Als je in het hart van de duisternis een geladen pistool tegen je hoofd hebt gehad of kogels fluitend langs je oren zijn gevlogen of verminkte lijken van kameraden hebt opgeruimd etc., dan kan je daar later behoorlijk en langdurig geestelijk ziek van worden. Ik ken veteranen uit de Binnenlandse Oorlog die later ‘gek’ zijn geworden. Ze horen stemmen of zien beelden die er niet zijn, denken dat ze achtervolgd worden en beleven de oorlog steeds opnieuw. Maar ze zijn niet gek, in de zin dat ze helemaal de kluts kwijt zijn en niet meer normaal kunnen denken; ze zijn wel zwaar getraumatiseerd. Ze weten ook waar hun angst, spanning en somberheid mee te maken hebben. Ze lijden erg, maar in stilte, omdat ze er niet over durven praten, en omdat er aan de buitenkant niet zo veel te merken is, behalve dat ze erg vlug prikkelbaar reageren en zijn vastgelopen in hun sociale leven. Het waren vroeger gezonde kerels die later de oorlogstrauma hebben meegemaakt. En wat de zaak nog ingewikkelder maakt is dat ze in het leger zijn gedrogeerd om de angst weg te nemen en de bloeddorst en strijdlust te prikkelen. Later grijpen ze ook vaak naar alcohol of drugs als zelfmedicatie, die de problemen alleen maar verergeren. Ze zijn moeilijk behandelbaar. Beter leren omgaan met emoties, praten over de nare gebeurtenissen en medicijnen kunnen de lijdensdruk verminderen. Ze moeten dan wel de toegang naar de juiste hulpverlening vinden.
Voor mensen met de zogenoemde ernstige psychiatrische aandoeningen (EPA) is er geen goede behandeling, omdat de oorzaak niet bekend is. Door hun ernstige beperkingen en hun ongezonde leefstijl krijgen ze weer een hoop andere ziektes en vice versa. Het zijn van die zonderlinge, haveloze figuren die op straat zwerven, onder een dikke laag stof, met een slecht gebit en aaneen geklitte haar. Ze zijn steeds onderweg van ergens naar nergens. Hun levensverwachting is 20 jaar korter dan normaal, door zelfmoord, hart- en vaatziekten, suikerziekte, etc. Het enige dat helpt is vroeg herkennen en ingrijpen, het liefst voor de leeftijd van 20 jaar, zodat enige zelfcontrole en zelfredzaamheid behouden blijven. Daarna helpt alleen dagelijkse, liefdevolle en toegewijde bemoeizorg, opdat betrokkenen bed, bad en brood hebben, een nuttige dagbesteding, medische- en gebitszorg en indien nodig medicijnen. Belonen werkt beter dan straffen. Met geld kan alles; financiële prikkels bevorderen aanvaarding van hulp en verbetering van functioneren.

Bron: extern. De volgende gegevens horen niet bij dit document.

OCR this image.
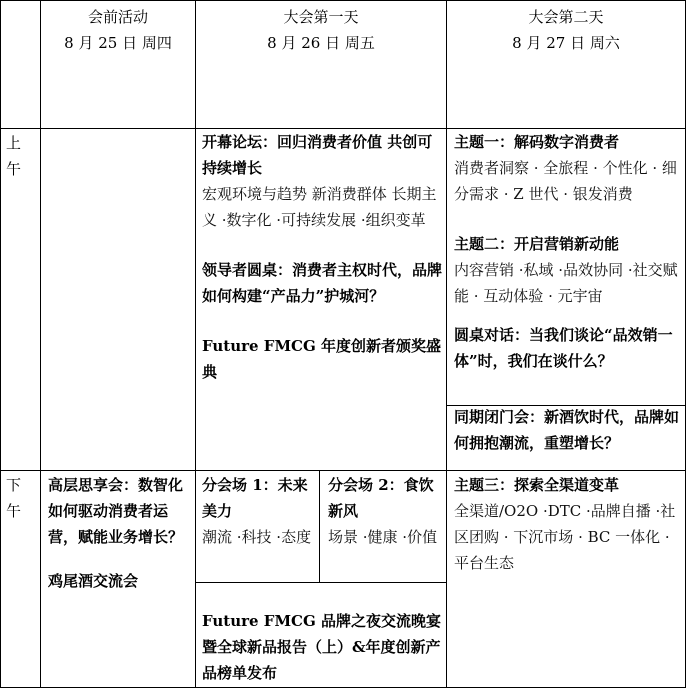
会前活动
8 月 25 日 周四
大会第一天
8 月 26 日 周五
大会第二天
8 月 27 日 周六
上午
下午
开幕论坛：回归消费者价值 共创可持续增长
宏观环境与趋势 新消费群体 长期主义 ·数字化 ·可持续发展 ·组织变革
领导者圆桌：消费者主权时代，品牌如何构建“产品力”护城河？
Future FMCG 年度创新者颁奖盛典
主题一：解码数字消费者
消费者洞察 · 全旅程 · 个性化 · 细分需求 · Z 世代 · 银发消费
主题二：开启营销新动能
内容营销 ·私域 ·品效协同 ·社交赋能 · 互动体验 · 元宇宙
圆桌对话：当我们谈论“品效销一体”时，我们在谈什么？
同期闭门会：新酒饮时代，品牌如何拥抱潮流，重塑增长？
高层思享会：数智化如何驱动消费者运营，赋能业务增长？
鸡尾酒交流会
分会场 1：未来美力
潮流 ·科技 ·态度
分会场 2：食饮新风
场景 ·健康 ·价值
Future FMCG 品牌之夜交流晚宴暨全球新品报告（上）&年度创新产品榜单发布
主题三：探索全渠道变革
全渠道/O2O ·DTC ·品牌自播 ·社区团购 · 下沉市场 · BC 一体化 · 平台生态
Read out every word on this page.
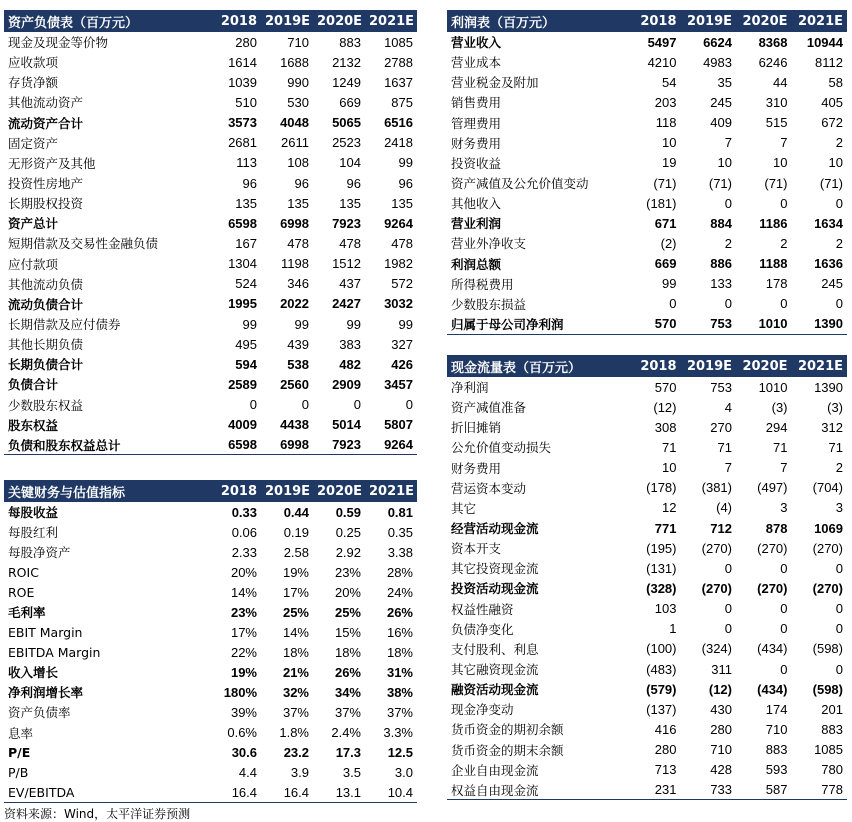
资产负债表（百万元）	2018	2019E	2020E	2021E
现金及现金等价物	280	710	883	1085
应收款项	1614	1688	2132	2788
存货净额	1039	990	1249	1637
其他流动资产	510	530	669	875
流动资产合计	3573	4048	5065	6516
固定资产	2681	2611	2523	2418
无形资产及其他	113	108	104	99
投资性房地产	96	96	96	96
长期股权投资	135	135	135	135
资产总计	6598	6998	7923	9264
短期借款及交易性金融负债	167	478	478	478
应付款项	1304	1198	1512	1982
其他流动负债	524	346	437	572
流动负债合计	1995	2022	2427	3032
长期借款及应付债券	99	99	99	99
其他长期负债	495	439	383	327
长期负债合计	594	538	482	426
负债合计	2589	2560	2909	3457
少数股东权益	0	0	0	0
股东权益	4009	4438	5014	5807
负债和股东权益总计	6598	6998	7923	9264
关键财务与估值指标	2018	2019E	2020E	2021E
每股收益	0.33	0.44	0.59	0.81
每股红利	0.06	0.19	0.25	0.35
每股净资产	2.33	2.58	2.92	3.38
ROIC	20%	19%	23%	28%
ROE	14%	17%	20%	24%
毛利率	23%	25%	25%	26%
EBIT Margin	17%	14%	15%	16%
EBITDA Margin	22%	18%	18%	18%
收入增长	19%	21%	26%	31%
净利润增长率	180%	32%	34%	38%
资产负债率	39%	37%	37%	37%
息率	0.6%	1.8%	2.4%	3.3%
P/E	30.6	23.2	17.3	12.5
P/B	4.4	3.9	3.5	3.0
EV/EBITDA	16.4	16.4	13.1	10.4
利润表（百万元）	2018	2019E	2020E	2021E
营业收入	5497	6624	8368	10944
营业成本	4210	4983	6246	8112
营业税金及附加	54	35	44	58
销售费用	203	245	310	405
管理费用	118	409	515	672
财务费用	10	7	7	2
投资收益	19	10	10	10
资产减值及公允价值变动	(71)	(71)	(71)	(71)
其他收入	(181)	0	0	0
营业利润	671	884	1186	1634
营业外净收支	(2)	2	2	2
利润总额	669	886	1188	1636
所得税费用	99	133	178	245
少数股东损益	0	0	0	0
归属于母公司净利润	570	753	1010	1390
现金流量表（百万元）	2018	2019E	2020E	2021E
净利润	570	753	1010	1390
资产减值准备	(12)	4	(3)	(3)
折旧摊销	308	270	294	312
公允价值变动损失	71	71	71	71
财务费用	10	7	7	2
营运资本变动	(178)	(381)	(497)	(704)
其它	12	(4)	3	3
经营活动现金流	771	712	878	1069
资本开支	(195)	(270)	(270)	(270)
其它投资现金流	(131)	0	0	0
投资活动现金流	(328)	(270)	(270)	(270)
权益性融资	103	0	0	0
负债净变化	1	0	0	0
支付股利、利息	(100)	(324)	(434)	(598)
其它融资现金流	(483)	311	0	0
融资活动现金流	(579)	(12)	(434)	(598)
现金净变动	(137)	430	174	201
货币资金的期初余额	416	280	710	883
货币资金的期末余额	280	710	883	1085
企业自由现金流	713	428	593	780
权益自由现金流	231	733	587	778
资料来源：Wind，太平洋证券预测
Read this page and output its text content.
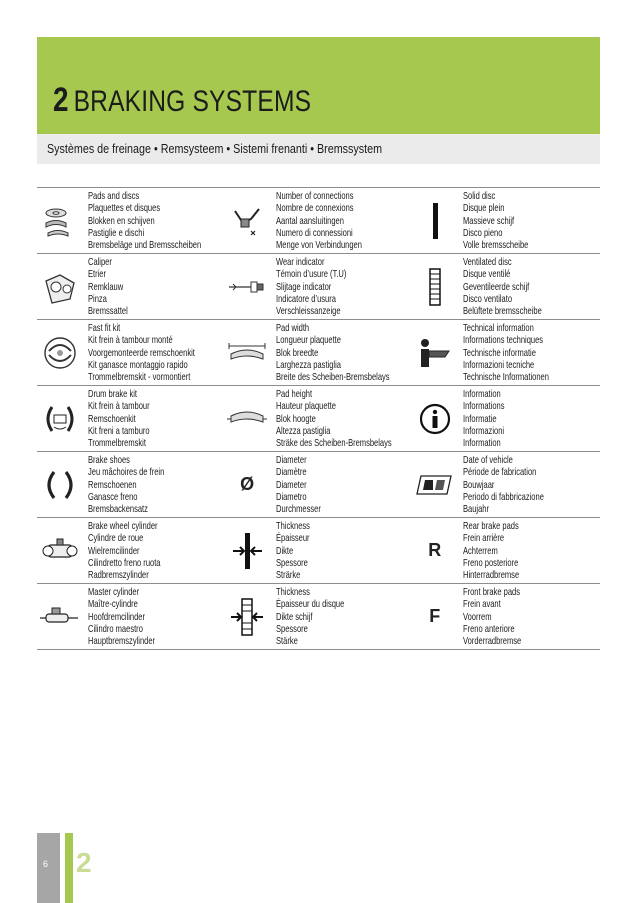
2 BRAKING SYSTEMS
Systèmes de freinage • Remsysteem • Sistemi frenanti • Bremssystem
Pads and discs
Plaquettes et disques
Blokken en schijven
Pastiglie e dischi
Bremsbeläge und Bremsscheiben
Number of connections
Nombre de connexions
Aantal aansluitingen
Numero di connessioni
Menge von Verbindungen
Solid disc
Disque plein
Massieve schijf
Disco pieno
Volle bremsscheibe
Caliper
Etrier
Remklauw
Pinza
Bremssattel
Wear indicator
Témoin d’usure (T.U)
Slijtage indicator
Indicatore d’usura
Verschleissanzeige
Ventilated disc
Disque ventilé
Geventileerde schijf
Disco ventilato
Belüftete bremsscheibe
Fast fit kit
Kit frein à tambour monté
Voorgemonteerde remschoenkit
Kit ganasce montaggio rapido
Trommelbremskit - vormontiert
Pad width
Longueur plaquette
Blok breedte
Larghezza pastiglia
Breite des Scheiben-Bremsbelays
Technical information
Informations techniques
Technische informatie
Informazioni tecniche
Technische Informationen
Drum brake kit
Kit frein à tambour
Remschoenkit
Kit freni a tamburo
Trommelbremskit
Pad height
Hauteur plaquette
Blok hoogte
Altezza pastiglia
Sträke des Scheiben-Bremsbelays
Information
Informations
Informatie
Informazioni
Information
Brake shoes
Jeu mâchoires de frein
Remschoenen
Ganasce freno
Bremsbackensatz
Ø
Diameter
Diamètre
Diameter
Diametro
Durchmesser
Date of vehicle
Période de fabrication
Bouwjaar
Periodo di fabbricazione
Baujahr
Brake wheel cylinder
Cylindre de roue
Wielremcilinder
Cilindretto freno ruota
Radbremszylinder
Thickness
Épaisseur
Dikte
Spessore
Strärke
R
Rear brake pads
Frein arrière
Achterrem
Freno posteriore
Hinterradbremse
Master cylinder
Maître-cylindre
Hoofdremcilinder
Cilindro maestro
Hauptbremszylinder
Thickness
Épaisseur du disque
Dikte schijf
Spessore
Stärke
F
Front brake pads
Frein avant
Voorrem
Freno anteriore
Vorderradbremse
6 2
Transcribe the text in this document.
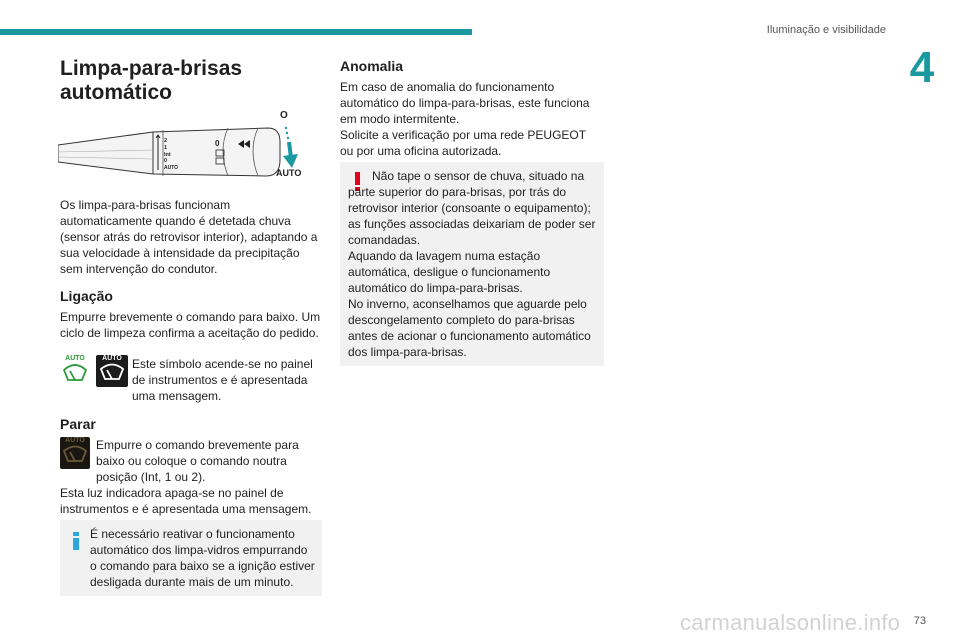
Iluminação e visibilidade
4
Limpa-para-brisas automático
2
1
Int
0
AUTO
0
O
AUTO

Os limpa-para-brisas funcionam automaticamente quando é detetada chuva (sensor atrás do retrovisor interior), adaptando a sua velocidade à intensidade da precipitação sem intervenção do condutor.

Ligação

Empurre brevemente o comando para baixo. Um ciclo de limpeza confirma a aceitação do pedido.

AUTO	AUTO Este símbolo acende-se no painel de instrumentos e é apresentada uma mensagem.

Parar
AUTO Empurre o comando brevemente para baixo ou coloque o comando noutra posição (Int, 1 ou 2).

Esta luz indicadora apaga-se no painel de instrumentos e é apresentada uma mensagem.

É necessário reativar o funcionamento automático dos limpa-vidros empurrando o comando para baixo se a ignição estiver desligada durante mais de um minuto.

Anomalia

Em caso de anomalia do funcionamento automático do limpa-para-brisas, este funciona em modo intermitente.

Solicite a verificação por uma rede PEUGEOT ou por uma oficina autorizada.

Não tape o sensor de chuva, situado na parte superior do para-brisas, por trás do retrovisor interior (consoante o equipamento); as funções associadas deixariam de poder ser comandadas.

Aquando da lavagem numa estação automática, desligue o funcionamento automático do limpa-para-brisas.

No inverno, aconselhamos que aguarde pelo descongelamento completo do para-brisas antes de acionar o funcionamento automático dos limpa-para-brisas.

carmanualsonline.info	73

Depressies komen vaak voor en zorgen voor veel verlies van arbeidsproductiviteit. Lichte depressies gaan spontaan over. De behandeling van ernstigere depressies is een vak apart. Een kind kan de diagnose stellen, maar vaststellen van de precieze ernst, de persoonsgebonden oorzaken en de juiste behandelingen, en voorspellen hoe de ziekte zal verlopen is hoog specialistenwerk. Mensen die lang rondlopen met een depressie ontwijken hardnekkig sociale contacten. Er zijn specifieke technieken en veel geduld nodig om die ‘oesters’ te kraken en hun gedachten uit te pluizen. Helaas zijn er geen wondermiddelen. Ook hier geldt: vroeg herkennen en vroeg behandelen, voor een beter resultaat. Preventieve behandelingen van depressies zijn veel effectiever dan preventieve behandelingen van hart- en vaatziekten. En overigens, 75% van de kankerpatiënten knappen niet op van de medicijnen die ze krijgen tegenover 38% van de depressiepatiënten.
Overigens was deze tweejaarlijkse bijscholing wederom een vruchtbare nascholing.